Allen made a name for himself with a 90.0 overall grade last year and he’s off to a great start this year, grading at 88.1 overall. Translating speed and athleticism into coverage production is the big key for Allen, and he’s grading at a strong 79.0 in that department this season.

27. Amani Oruwariye, Penn State – Cornerback

At 6-foot-1, 203 pounds, Oruwariye has excellent size and his ball skills have been on display this season with two pass breakups and three interceptions.

28. Greg Little, Ole Miss – Offensive tackle

Little moves well and he’s got prototypical offensive tackle size at 6-foot-6, 325 pounds. His production has been solid in his three years as a starter but there’s still room to improve in order to live up to the five-star pedigree.

29. Tyler Biadasz, Wisconsin – Center

The pivot man on the nation’s best offensive line, Biadasz is an athletic run-blocker capable of excelling in a zone-blocking scheme and he currently owns the top grade among center at 87.4 overall.

30. Jerry Tillery, Notre Dame – Interior Defensive Lineman

Tillery has shown continued improvement at Notre Dame and his ability to get after the quarterback has put him on the radar over the last two seasons.
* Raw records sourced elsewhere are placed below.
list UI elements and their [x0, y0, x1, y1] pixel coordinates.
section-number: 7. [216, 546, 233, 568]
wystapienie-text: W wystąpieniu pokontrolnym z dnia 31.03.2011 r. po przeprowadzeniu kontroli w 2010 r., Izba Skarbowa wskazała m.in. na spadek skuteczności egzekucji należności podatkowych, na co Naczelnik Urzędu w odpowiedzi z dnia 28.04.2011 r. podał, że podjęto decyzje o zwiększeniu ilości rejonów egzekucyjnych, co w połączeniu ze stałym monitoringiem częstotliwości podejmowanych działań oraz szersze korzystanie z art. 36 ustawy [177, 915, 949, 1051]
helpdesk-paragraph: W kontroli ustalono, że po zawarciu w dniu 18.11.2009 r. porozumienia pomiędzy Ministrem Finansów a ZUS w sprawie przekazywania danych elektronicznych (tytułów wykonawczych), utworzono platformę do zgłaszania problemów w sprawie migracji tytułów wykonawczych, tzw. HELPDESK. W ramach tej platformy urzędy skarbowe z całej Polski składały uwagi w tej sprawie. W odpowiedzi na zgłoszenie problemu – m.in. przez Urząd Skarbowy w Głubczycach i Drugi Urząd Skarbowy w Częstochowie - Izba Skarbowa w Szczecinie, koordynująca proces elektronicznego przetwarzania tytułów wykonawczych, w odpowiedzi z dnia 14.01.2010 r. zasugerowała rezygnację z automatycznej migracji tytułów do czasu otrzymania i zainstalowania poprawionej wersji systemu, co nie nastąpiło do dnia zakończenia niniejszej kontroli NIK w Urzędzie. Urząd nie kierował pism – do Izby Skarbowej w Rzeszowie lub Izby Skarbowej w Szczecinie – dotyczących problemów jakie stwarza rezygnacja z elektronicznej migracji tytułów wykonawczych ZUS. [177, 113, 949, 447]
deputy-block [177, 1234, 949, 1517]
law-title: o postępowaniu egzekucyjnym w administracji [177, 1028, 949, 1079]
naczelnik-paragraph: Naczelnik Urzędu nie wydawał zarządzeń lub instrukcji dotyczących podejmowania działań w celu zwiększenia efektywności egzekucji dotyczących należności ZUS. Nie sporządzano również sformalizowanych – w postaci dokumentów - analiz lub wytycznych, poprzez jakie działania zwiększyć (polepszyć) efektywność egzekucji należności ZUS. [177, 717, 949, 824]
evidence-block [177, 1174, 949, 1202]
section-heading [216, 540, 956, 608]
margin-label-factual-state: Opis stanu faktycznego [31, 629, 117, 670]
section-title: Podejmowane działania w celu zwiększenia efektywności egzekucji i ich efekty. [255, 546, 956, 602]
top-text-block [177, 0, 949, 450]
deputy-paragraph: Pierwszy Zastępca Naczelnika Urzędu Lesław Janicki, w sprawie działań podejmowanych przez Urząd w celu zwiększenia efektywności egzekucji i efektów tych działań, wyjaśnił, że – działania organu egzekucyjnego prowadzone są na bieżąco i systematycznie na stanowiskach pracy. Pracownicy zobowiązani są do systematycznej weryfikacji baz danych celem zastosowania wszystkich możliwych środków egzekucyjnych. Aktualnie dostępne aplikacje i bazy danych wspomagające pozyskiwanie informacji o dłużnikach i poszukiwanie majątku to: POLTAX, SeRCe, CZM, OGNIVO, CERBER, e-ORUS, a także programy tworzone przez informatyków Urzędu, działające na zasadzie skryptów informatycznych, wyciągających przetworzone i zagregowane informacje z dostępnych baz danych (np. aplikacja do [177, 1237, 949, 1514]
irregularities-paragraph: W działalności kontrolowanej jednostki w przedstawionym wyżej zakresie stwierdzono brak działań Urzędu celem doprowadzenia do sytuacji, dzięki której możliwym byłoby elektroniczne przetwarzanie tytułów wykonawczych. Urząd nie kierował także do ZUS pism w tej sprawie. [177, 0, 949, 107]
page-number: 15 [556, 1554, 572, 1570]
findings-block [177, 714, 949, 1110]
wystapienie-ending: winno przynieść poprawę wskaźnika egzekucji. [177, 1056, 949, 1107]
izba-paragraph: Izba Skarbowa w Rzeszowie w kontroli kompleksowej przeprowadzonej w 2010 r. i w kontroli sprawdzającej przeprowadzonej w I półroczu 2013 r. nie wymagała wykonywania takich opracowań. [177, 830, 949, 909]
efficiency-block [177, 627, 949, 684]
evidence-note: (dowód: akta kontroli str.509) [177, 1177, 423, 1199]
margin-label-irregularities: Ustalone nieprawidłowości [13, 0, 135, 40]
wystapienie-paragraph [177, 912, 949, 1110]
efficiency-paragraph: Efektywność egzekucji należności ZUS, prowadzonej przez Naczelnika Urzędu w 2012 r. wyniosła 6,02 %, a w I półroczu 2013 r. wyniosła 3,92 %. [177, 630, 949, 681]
This year, his 90.4 pass-rush grade is tied for first among interior defensive linemen and he has three sacks, one QB hit and six hurries on 119 rushes.

31. Christian Wilkins, Clemson – Interior Defensive Lineman

Like a few others on this list, there’s some projection to Wilkins’ game as he’s a better run defender than he is pass-rusher (91.1 run-defense grade ranks fifth in the nation, 74.1 pass-rush grade ranks 24th). He must continue to improve his pass-rush production.

32. David Montgomery, Iowa State – Running back

Montgomery creates yards on his own, whether running behind poor run-blocking or in space as a receiver. Last season, he set the PFF record with 109 missed tackles forced.